Setelah menikahi Ainun, Habibie memboyong Ainun ke Jerman dan menyelesaikan pendidikan doktoralnya. Disanalah Ilham Akbar dan Thareq Kemal di lahirkan. Dalam mendidik anaknya, Ainun adalah seorang sosok ibu yang sangat bertanggung jawab. Ia membebaskan anak-anak nya untuk berani bertanya tentang segala hal yang tidak di ketahuinya. Dalam memberikan uang jajan Ainun juga memberikan uang jajan yang pas untuk seminggu, sehingga anak-anaknya dapat membeli apapun yang menreka sukai dan mengelolah keuangan mereka sendiri. Selain itu, Habibie dan Ainun juga mengajarkan anak-anaknya untuk bebas mengeluarkan pendapatnya dengan mengajak diskusi di dalam rumahnya. Dan benar saja, dengan cara mendidik seperti itu membuat kedua anaknya menjadi luar biasa. Ilham akbar menyeleasikan pendidiknya di munchen dalam ilmu euronautika dan meraih gelar PdD dengan predikat summa cumlaude melebihi ayahnya. Sementara Thareq Kemal menyelesaikan diploma Inggeneur di Braunsweig, Jerman.

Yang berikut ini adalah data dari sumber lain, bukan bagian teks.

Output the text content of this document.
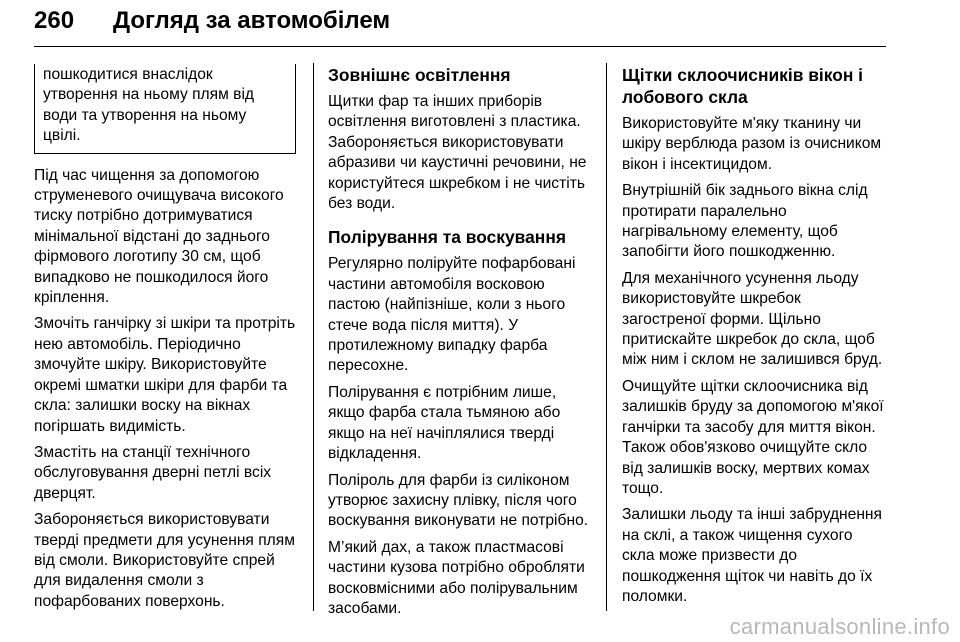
260 Догляд за автомобілем

пошкодитися внаслідок

утворення на ньому плям від

води та утворення на ньому

цвілі.

Під час чищення за допомогою струменевого очищувача високого тиску потрібно дотримуватися мінімальної відстані до заднього фірмового логотипу 30 см, щоб випадково не пошкодилося його кріплення.

Змочіть ганчірку зі шкіри та протріть нею автомобіль. Періодично змочуйте шкіру. Використовуйте окремі шматки шкіри для фарби та скла: залишки воску на вікнах погіршать видимість.

Змастіть на станції технічного обслуговування дверні петлі всіх дверцят.

Забороняється використовувати тверді предмети для усунення плям від смоли. Використовуйте спрей для видалення смоли з пофарбованих поверхонь.

Зовнішнє освітлення

Щитки фар та інших приборів освітлення виготовлені з пластика. Забороняється використовувати абразиви чи каустичні речовини, не користуйтеся шкребком і не чистіть без води.

Полірування та воскування

Регулярно поліруйте пофарбовані частини автомобіля восковою пастою (найпізніше, коли з нього стече вода після миття). У протилежному випадку фарба пересохне.

Полірування є потрібним лише, якщо фарба стала тьмяною або якщо на неї начіплялися тверді відкладення.

Поліроль для фарби із силіконом утворює захисну плівку, після чого воскування виконувати не потрібно.

М’який дах, а також пластмасові частини кузова потрібно обробляти восковмісними або полірувальним засобами.

Щітки склоочисників вікон і лобового скла

Використовуйте м'яку тканину чи шкіру верблюда разом із очисником вікон і інсектицидом.

Внутрішній бік заднього вікна слід протирати паралельно нагрівальному елементу, щоб запобігти його пошкодженню.

Для механічного усунення льоду використовуйте шкребок загостреної форми. Щільно притискайте шкребок до скла, щоб між ним і склом не залишився бруд.

Очищуйте щітки склоочисника від залишків бруду за допомогою м'якої ганчірки та засобу для миття вікон. Також обов'язково очищуйте скло від залишків воску, мертвих комах тощо.

Залишки льоду та інші забруднення на склі, а також чищення сухого скла може призвести до пошкодження щіток чи навіть до їх поломки.

carmanualsonline.info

Ainun memang mendampingi Habibie dalam segala hal. Saat mula-mula Habibie menjadi tekhnokrat, ia menjadi sosok yang mengatur Habibie di belakang layar. Misalnya, ia yang selalu mengingatkan Habibie dalam masalah waktu kerja. Ketika jam telah menunjukkan pukul 22.00, Ainun menelpon Habibie dan mengingatkannya agar menjaga kesehatan. Habibie terkadang meminta stafnya menjawab kalau ia sudah di lift hendak pulang. Padahal ia terus duduk di belakang meja kerjanya. Ainun juga menjadi pengingat waktu saat Habibie memberikan kuliah atau ceramah. Kita tahu kalau Habibie yang memberi kuliah ia sering lupa waktu. Memeng secara isi materi tidak ada masalah, sebab semua orang akan senang. Namun hal ini dapat mengganggu jadwal acara yang lain yang mengikutinya. Nah, Ainun dengan cara tertentu akan memberikan isyarat kalau habibie sudah harus berhenti. Setelah melihat Isyarat Ainun, Habibie mengatakan: “Saya akhiri ceramah ini, saya sudah diperingatkan oleh Ainun.” Sungguh, sebuah penghargaan yang jujur dan menyentuh hati.
Perginya “si gula pasir”
Sejak Tahun 1998, (Ibu Ainun)perempuan kesayangan Pak Habibie ini mulai mengalami penurunan kesehatan. Uniknya, keduanya diakui Pak Habibie memiliki hubungan telepati yang kuat. Sebagai contoh, ketika kondisi Bu Ainun semakin memburuk, Pak Habibie yang berencana berangkat hari minggu ke Jerman bersama Bu Ainun, tiba – tiba saja memutuskan mempercepat keberangkatannya pada hari Jumat. Rencana masuk ke rumah sakit di Jerman pun dipercepat. Bu Ainun sempat menolak tapi toh akhirnya tetap saja menurut. Ternyata, perhitungan Pak Habibie sangat tepat. Malam hari setelah masuk rumah sakit, kondisi Bu Ainun tiba – tiba saja kritis dan harus segera dioperasi. Bila saja terlambat sekian menit, ada kemungkinan beliau tak akan tertolong. Selain itu, ketika Maret 2010 Bu Ainun mengalami penurunan kesehatan yang cukup memprihatinkan Pak Habibie. Pak Habibie pun mengantar Bu Ainun ke RS Abdi Waluyo dan RS MMC, hasilnya Bu Ainun bebas kanker. Meski kedua rumah sakit memiliki hasil pemeriksaan yang sama, Pak Habibie masih merasa cemas. Pak Habibie mengajak Bu Ainun kembali ke RS Abdi Waluyo keseokan harinya dan meminta tim dokter melakukan pemeriksaan MRI terhadap Bu Ainun. Dan benar saja, hasil pemeriksaan kemudian menemukan kanker ovarium stadium 3-4. Pak Habibie langsung menelpon sekretaris pribadinya, kepala perwakilan maskapai penerbangan Lufthnasa, menelpon Duta Besar Jerman di Indonesia untuk menerbitkan visa bagi 4 pendamping yang akan ikut ke Jerman, dan menelpon Rumah Sakit di Jerman untuk menyiapkan ambulance di bandara ketika mereka tiba di Munchen.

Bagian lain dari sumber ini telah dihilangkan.